Este medio pudo saber que hay imágenes de cámaras de seguridad que mostraron la llegada de la banda delictiva hasta el lugar del hecho. Como informó Primer Plano Online, ingresaron tras barretear la puerta de acceso a una escalera que termina en un salón de peluquería y belleza. Ahí rompieron la pared, pasaron al otro lado y se llevaron todo.
“Tenemos Prosegur, que no funcionó, no me llamaron”
La gran duda que fluye todavía y nadie supo explicar hasta el momento es qué pasó con el sistema de seguridad de la joyería. Como el propio Jorge comentó en la charla con la señal televisiva: “tenemos Prosegur, que no funcionó, no me llamaron”. Ese capítulo es ahora otro de los elementos que se intentará develar con la intervención judicial, más allá de las explicaciones que brinde la empresa. La alarma antisísmica, incluso, estaba instalada al lado del boquete. La compañía estaba realizando un estudio interno para poder brindarle una explicación.
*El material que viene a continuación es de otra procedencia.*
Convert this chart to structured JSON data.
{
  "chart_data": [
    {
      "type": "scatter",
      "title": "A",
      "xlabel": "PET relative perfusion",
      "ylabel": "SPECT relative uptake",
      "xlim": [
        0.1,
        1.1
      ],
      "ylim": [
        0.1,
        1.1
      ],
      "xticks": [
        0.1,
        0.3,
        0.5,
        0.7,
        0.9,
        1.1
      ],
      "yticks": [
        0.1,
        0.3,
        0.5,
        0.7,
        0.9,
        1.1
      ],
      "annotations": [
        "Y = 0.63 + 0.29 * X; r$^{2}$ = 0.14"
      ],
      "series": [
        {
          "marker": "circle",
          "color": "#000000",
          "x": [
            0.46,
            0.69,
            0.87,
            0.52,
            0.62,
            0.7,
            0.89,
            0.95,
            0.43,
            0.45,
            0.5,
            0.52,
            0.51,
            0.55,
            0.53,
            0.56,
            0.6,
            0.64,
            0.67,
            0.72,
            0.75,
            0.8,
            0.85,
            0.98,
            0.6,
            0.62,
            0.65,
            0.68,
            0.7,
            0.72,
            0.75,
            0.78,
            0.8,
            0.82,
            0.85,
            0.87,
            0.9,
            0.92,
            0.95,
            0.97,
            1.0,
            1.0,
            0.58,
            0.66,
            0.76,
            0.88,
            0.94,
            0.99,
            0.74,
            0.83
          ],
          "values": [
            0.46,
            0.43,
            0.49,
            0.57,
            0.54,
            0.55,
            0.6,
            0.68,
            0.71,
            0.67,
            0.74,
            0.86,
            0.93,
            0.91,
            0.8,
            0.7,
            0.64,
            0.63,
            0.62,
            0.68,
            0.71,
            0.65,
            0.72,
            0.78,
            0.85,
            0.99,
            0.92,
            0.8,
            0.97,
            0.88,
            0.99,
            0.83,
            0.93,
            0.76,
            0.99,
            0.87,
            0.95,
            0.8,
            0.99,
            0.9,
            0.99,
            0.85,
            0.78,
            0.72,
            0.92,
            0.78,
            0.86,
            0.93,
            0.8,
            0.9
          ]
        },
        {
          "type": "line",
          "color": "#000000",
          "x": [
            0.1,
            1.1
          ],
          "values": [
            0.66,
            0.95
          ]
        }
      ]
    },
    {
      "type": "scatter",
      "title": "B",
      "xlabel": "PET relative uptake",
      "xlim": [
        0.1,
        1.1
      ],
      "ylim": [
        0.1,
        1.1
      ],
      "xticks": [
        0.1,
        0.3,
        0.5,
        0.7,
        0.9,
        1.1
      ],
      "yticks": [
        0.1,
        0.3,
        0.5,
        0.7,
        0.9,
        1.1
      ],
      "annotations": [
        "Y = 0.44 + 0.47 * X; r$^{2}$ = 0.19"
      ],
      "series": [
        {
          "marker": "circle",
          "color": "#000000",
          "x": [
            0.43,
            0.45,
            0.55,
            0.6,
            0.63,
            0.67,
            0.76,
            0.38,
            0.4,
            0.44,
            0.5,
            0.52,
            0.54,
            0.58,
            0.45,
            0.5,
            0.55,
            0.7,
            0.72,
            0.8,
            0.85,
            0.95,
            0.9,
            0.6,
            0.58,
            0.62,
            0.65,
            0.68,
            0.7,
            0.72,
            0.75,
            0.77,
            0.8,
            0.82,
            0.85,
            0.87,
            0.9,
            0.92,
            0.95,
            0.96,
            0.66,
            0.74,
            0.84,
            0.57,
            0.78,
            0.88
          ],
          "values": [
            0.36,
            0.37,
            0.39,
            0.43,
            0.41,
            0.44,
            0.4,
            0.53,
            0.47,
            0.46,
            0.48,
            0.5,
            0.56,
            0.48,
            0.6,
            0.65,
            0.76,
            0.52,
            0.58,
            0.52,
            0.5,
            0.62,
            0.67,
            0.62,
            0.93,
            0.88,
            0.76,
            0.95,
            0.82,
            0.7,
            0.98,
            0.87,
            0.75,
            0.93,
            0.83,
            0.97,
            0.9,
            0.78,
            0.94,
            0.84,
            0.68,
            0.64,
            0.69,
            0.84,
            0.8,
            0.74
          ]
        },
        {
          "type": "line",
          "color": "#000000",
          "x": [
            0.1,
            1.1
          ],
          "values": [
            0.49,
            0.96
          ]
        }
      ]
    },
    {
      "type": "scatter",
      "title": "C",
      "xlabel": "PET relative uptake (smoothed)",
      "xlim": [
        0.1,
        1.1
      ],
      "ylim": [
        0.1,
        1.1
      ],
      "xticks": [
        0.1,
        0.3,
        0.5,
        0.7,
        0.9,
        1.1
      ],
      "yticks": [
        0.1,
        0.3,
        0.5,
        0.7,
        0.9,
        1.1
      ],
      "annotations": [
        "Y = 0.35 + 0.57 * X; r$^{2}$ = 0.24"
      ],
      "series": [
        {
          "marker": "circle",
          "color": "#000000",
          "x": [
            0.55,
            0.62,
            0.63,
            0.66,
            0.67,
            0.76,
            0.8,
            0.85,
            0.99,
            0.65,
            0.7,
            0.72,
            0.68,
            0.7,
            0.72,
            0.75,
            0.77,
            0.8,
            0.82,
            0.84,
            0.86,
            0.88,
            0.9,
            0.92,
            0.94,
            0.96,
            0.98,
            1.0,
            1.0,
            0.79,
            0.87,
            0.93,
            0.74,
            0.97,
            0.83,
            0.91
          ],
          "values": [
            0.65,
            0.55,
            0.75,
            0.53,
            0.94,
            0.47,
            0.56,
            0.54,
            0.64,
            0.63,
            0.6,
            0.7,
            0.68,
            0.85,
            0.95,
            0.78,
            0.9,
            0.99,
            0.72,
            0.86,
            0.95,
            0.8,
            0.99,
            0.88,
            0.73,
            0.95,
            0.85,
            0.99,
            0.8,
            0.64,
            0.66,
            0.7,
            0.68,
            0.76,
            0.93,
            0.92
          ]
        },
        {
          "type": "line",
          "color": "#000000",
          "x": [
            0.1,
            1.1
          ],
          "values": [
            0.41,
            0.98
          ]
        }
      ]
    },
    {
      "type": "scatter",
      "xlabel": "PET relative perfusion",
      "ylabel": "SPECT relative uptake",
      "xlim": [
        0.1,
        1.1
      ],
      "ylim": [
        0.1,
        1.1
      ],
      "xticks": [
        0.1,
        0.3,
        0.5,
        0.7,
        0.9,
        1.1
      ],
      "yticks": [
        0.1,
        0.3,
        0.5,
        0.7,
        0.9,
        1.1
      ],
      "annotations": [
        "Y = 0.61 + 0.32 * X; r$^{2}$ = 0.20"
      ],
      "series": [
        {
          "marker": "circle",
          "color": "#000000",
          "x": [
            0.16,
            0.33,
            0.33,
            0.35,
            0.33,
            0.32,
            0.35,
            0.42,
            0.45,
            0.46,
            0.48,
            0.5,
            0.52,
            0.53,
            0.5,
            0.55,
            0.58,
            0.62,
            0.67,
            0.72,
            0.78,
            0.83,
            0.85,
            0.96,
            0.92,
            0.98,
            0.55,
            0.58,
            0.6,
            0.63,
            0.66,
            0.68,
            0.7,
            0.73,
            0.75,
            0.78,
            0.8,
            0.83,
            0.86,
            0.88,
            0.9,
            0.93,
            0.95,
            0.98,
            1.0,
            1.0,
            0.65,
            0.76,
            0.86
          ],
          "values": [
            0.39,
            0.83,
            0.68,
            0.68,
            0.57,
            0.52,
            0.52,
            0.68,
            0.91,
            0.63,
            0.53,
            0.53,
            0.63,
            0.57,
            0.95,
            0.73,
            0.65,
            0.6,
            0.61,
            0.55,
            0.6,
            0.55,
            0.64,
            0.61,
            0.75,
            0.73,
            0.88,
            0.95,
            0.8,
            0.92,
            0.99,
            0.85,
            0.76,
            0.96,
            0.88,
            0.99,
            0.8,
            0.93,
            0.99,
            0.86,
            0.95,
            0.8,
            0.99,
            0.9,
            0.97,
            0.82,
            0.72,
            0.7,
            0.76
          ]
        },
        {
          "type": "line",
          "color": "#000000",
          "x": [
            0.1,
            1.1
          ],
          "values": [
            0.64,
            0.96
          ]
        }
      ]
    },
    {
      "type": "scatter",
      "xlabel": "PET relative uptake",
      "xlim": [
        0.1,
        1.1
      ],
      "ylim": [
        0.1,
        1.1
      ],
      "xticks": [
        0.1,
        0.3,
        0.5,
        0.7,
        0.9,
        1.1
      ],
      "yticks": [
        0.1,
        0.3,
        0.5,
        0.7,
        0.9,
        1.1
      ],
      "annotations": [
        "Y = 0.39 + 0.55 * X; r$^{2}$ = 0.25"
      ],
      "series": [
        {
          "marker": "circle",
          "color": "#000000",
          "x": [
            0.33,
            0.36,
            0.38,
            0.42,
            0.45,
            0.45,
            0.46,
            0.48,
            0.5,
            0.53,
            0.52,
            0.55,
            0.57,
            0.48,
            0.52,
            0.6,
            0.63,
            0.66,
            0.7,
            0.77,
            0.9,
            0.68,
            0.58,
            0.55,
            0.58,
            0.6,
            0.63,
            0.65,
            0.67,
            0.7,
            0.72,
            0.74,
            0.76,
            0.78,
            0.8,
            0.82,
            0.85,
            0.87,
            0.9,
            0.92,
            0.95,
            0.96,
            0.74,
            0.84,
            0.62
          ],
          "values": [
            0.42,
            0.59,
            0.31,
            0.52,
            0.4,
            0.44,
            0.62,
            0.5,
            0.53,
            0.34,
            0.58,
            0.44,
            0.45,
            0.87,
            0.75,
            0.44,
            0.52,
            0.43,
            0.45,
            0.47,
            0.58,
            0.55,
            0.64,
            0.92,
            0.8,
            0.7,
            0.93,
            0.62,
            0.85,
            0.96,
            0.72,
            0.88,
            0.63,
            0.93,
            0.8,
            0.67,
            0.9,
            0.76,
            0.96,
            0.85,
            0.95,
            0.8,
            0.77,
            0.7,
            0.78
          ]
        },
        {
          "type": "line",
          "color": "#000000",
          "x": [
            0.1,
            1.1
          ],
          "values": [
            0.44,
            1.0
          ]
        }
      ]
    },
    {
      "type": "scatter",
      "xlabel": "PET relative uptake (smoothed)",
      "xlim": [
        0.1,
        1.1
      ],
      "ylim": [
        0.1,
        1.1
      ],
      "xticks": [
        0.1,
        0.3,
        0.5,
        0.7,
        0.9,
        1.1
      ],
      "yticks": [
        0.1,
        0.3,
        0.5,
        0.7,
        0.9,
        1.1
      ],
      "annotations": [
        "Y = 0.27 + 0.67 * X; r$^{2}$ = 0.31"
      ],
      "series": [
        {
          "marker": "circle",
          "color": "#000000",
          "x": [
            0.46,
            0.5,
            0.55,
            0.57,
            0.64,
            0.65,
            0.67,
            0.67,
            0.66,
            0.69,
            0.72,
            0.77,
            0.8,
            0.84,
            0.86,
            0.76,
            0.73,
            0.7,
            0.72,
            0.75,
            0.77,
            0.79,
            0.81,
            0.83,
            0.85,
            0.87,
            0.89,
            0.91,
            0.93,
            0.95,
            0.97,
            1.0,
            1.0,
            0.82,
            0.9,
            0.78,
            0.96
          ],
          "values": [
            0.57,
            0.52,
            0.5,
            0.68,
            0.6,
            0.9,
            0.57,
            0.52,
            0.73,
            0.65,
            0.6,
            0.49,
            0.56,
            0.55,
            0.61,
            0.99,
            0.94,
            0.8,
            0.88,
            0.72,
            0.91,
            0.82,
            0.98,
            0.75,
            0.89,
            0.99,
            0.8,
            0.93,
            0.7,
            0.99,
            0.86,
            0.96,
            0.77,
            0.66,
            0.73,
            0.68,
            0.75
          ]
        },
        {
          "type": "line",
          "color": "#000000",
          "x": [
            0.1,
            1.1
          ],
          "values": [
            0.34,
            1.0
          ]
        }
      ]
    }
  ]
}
Al joyero le llevaron los DVR en donde se almacena la información y cortaron todos los cables internos del negocio. Eso no es obra de improvisados: hay alguien que conocía en detalle cada rincón del lugar, y es otro de los elementos a considerar. Por lo pronto, durante toda la jornada del lunes fue un desfile incesante de peritos intentando capturar huellas y evidencias probatorias. La justicia ya tiene en su poder varias imágenes que pueden ser clave para develar el misterio.

Ayer corrió fuerte el rumor entre vecinos y comerciantes de la cuadra de una posible “entregada”, es decir, que alguien que conoce los movimientos internos haya facilitado la información para ejecutar el golpe. Esa es otra punta que se investiga.
Efectivos policiales estuvieron toda la jornada de lunes recabando testimonios de vecinos y otros trabajadores de las adyacencias. El fiscal Matías Rappazzo, de la UFI Nº 7 de Morón, tiene a su cargo el esclarecimiento del hecho.